There are at least three different ways in which to look at the value of the rupee. The first is the nominal exchange rate against the US dollar. This is the number that dominates the news these days. It is simply the relative price of the two currencies, or how many rupees it takes to buy one dollar. The usual rule is that the country with higher inflation needs to let its currency go down. The intuitive logic is quite simple: The external value of a currency has to move in tandem with its internal value. There are other factors such as productivity growth that matter as well, but the inflation differential is a good starting point.
2nd Question
My expectation of dollar to rupee in 2027 is Rs.50 to a dollar.By 2037 it would further enhance to Rs.40 to a dollar.

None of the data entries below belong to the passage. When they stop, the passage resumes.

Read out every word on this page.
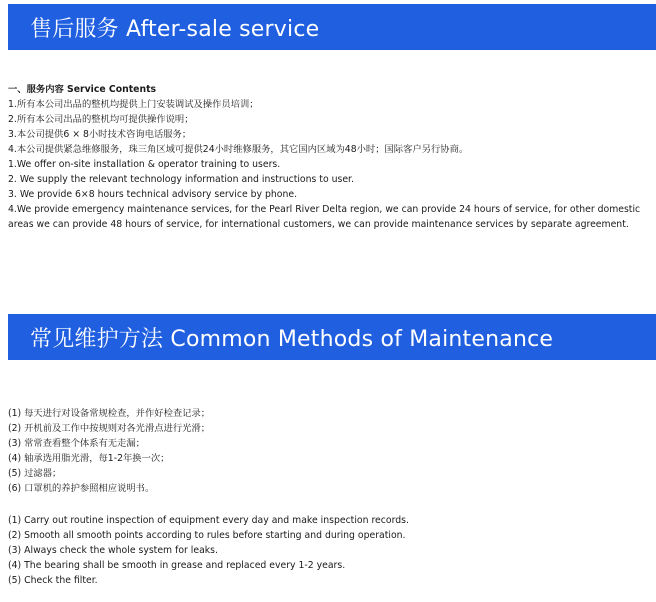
售后服务 After-sale service
一、服务内容 Service Contents
1.所有本公司出品的整机均提供上门安装调试及操作员培训；
2.所有本公司出品的整机均可提供操作说明；
3.本公司提供6 × 8小时技术咨询电话服务；
4.本公司提供紧急维修服务，珠三角区域可提供24小时维修服务，其它国内区域为48小时；国际客户另行协商。
1.We offer on-site installation & operator training to users.
2. We supply the relevant technology information and instructions to user.
3. We provide 6×8 hours technical advisory service by phone.
4.We provide emergency maintenance services, for the Pearl River Delta region, we can provide 24 hours of service, for other domestic areas we can provide 48 hours of service, for international customers, we can provide maintenance services by separate agreement.
常见维护方法 Common Methods of Maintenance
(1) 每天进行对设备常规检查，并作好检查记录；
(2) 开机前及工作中按规则对各光滑点进行光滑；
(3) 常常查看整个体系有无走漏；
(4) 轴承选用脂光滑，每1-2年换一次；
(5) 过滤器；
(6) 口罩机的养护参照相应说明书。
(1) Carry out routine inspection of equipment every day and make inspection records.
(2) Smooth all smooth points according to rules before starting and during operation.
(3) Always check the whole system for leaks.
(4) The bearing shall be smooth in grease and replaced every 1-2 years.
(5) Check the filter.
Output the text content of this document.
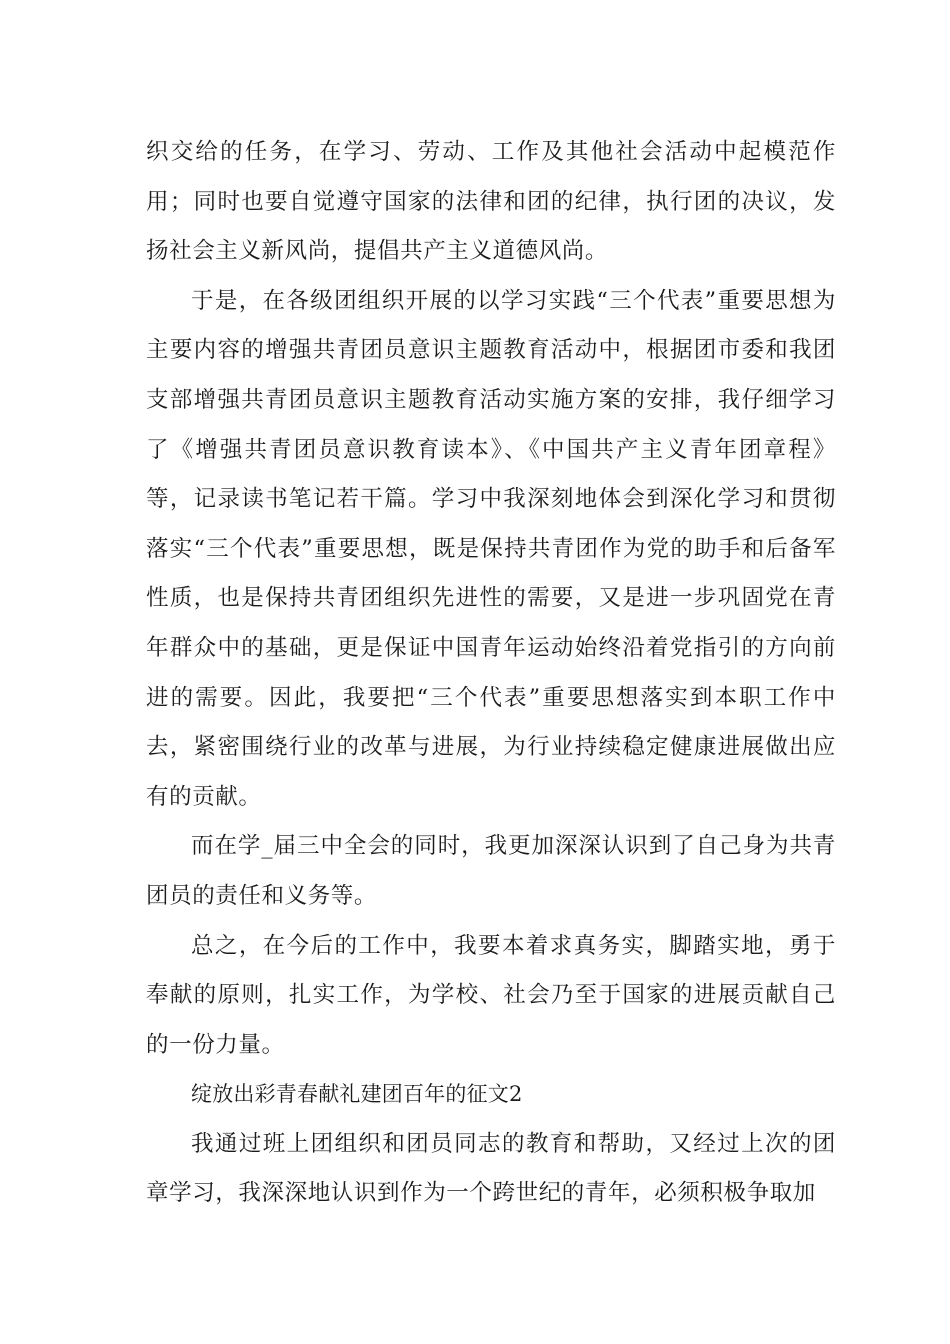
织交给的任务，在学习、劳动、工作及其他社会活动中起模范作用；同时也要自觉遵守国家的法律和团的纪律，执行团的决议，发扬社会主义新风尚，提倡共产主义道德风尚。

于是，在各级团组织开展的以学习实践“三个代表”重要思想为主要内容的增强共青团员意识主题教育活动中，根据团市委和我团支部增强共青团员意识主题教育活动实施方案的安排，我仔细学习了《增强共青团员意识教育读本》、《中国共产主义青年团章程》等，记录读书笔记若干篇。学习中我深刻地体会到深化学习和贯彻落实“三个代表”重要思想，既是保持共青团作为党的助手和后备军性质，也是保持共青团组织先进性的需要，又是进一步巩固党在青年群众中的基础，更是保证中国青年运动始终沿着党指引的方向前进的需要。因此，我要把“三个代表”重要思想落实到本职工作中去，紧密围绕行业的改革与进展，为行业持续稳定健康进展做出应有的贡献。

而在学_届三中全会的同时，我更加深深认识到了自己身为共青团员的责任和义务等。

总之，在今后的工作中，我要本着求真务实，脚踏实地，勇于奉献的原则，扎实工作，为学校、社会乃至于国家的进展贡献自己的一份力量。

绽放出彩青春献礼建团百年的征文2

我通过班上团组织和团员同志的教育和帮助，又经过上次的团章学习，我深深地认识到作为一个跨世纪的青年，必须积极争取加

This trend will happen as exports to U.S. will decline and post-Trump-America would have learnt to be self-sufficient and not dependent on imports. Countries like India will no more be importing defence aircrafts and submarines and such wasteful products. A massive collapse of the inflated economies will lead to a shrinking currency trade volumes and Indian rupee would gain tremendously when OCI will return home and invest here, because it will make no sense in putting the money in Europe and North America. Trade through Barter will be the standard norm. Dollar will sell at Rs.7, by 2057, returning to its position 90 years earlier.